Greedy Biomarker Discovery in the Genome with Applications to Antimicrobial Resistance
This work addresses the challenge of biomarker discovery in genomics for predicting antimicrobial resistance in human pathogens, representing an incremental improvement in handling high-dimensional data.
The authors tackled the problem of predicting antimicrobial resistance from genomic data with extremely high feature counts (over 10^7) by extending the Set Covering Machine (SCM) algorithm. Their results show that SCM achieved favorable sparsity and accuracy compared to L1/L2 regularized SVMs and CART decision trees, and it was the only method that could handle the full feature space without preprocessing.
The Set Covering Machine (SCM) is a greedy learning algorithm that produces sparse classifiers. We extend the SCM for datasets that contain a huge number of features.

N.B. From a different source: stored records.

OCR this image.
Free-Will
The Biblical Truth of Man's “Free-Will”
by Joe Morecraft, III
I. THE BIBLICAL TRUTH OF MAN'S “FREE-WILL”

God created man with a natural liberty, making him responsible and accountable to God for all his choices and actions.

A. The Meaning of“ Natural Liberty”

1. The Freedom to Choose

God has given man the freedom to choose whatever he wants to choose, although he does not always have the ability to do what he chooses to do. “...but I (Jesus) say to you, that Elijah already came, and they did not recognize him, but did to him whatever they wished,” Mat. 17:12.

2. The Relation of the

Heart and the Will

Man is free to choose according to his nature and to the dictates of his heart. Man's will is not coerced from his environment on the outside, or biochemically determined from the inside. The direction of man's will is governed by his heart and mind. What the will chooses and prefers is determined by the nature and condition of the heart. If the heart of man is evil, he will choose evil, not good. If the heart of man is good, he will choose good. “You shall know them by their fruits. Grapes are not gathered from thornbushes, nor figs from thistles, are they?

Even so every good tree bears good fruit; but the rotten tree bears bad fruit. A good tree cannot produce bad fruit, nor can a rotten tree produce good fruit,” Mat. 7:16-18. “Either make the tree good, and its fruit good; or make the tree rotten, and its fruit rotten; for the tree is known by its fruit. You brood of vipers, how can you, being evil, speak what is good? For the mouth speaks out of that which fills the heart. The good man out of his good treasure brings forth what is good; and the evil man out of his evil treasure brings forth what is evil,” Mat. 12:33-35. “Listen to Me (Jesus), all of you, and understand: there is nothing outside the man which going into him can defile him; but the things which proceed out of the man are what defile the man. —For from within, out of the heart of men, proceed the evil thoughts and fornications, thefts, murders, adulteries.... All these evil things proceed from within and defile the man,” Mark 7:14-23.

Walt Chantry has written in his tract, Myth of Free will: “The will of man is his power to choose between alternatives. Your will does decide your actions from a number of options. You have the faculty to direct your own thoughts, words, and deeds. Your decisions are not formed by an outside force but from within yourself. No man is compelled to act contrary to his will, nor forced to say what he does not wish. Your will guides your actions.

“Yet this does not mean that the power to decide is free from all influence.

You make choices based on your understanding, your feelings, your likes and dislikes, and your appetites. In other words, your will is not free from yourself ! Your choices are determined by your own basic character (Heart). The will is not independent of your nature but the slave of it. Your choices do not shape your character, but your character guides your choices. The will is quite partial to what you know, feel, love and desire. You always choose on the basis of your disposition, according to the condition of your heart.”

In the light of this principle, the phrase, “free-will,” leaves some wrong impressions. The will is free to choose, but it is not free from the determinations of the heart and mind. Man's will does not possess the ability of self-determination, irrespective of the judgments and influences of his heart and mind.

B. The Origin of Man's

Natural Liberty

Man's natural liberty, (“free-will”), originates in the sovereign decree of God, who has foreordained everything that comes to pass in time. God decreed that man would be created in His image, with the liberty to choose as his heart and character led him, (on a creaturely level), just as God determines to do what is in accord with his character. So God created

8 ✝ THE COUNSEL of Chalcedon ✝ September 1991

The whole genetic material of living organisms is an example of such a case, where the number of feature exceeds 10^7. Three human pathogens were used to evaluate the performance of the SCM at predicting antimicrobial resistance. Our results show that the SCM compares favorably in terms of sparsity and accuracy against L1 and L2 regularized Support Vector Machines and CART decision trees. Moreover, the SCM was the only algorithm that could consider the full feature space. For all other algorithms, the latter had to be filtered as a preprocessing step.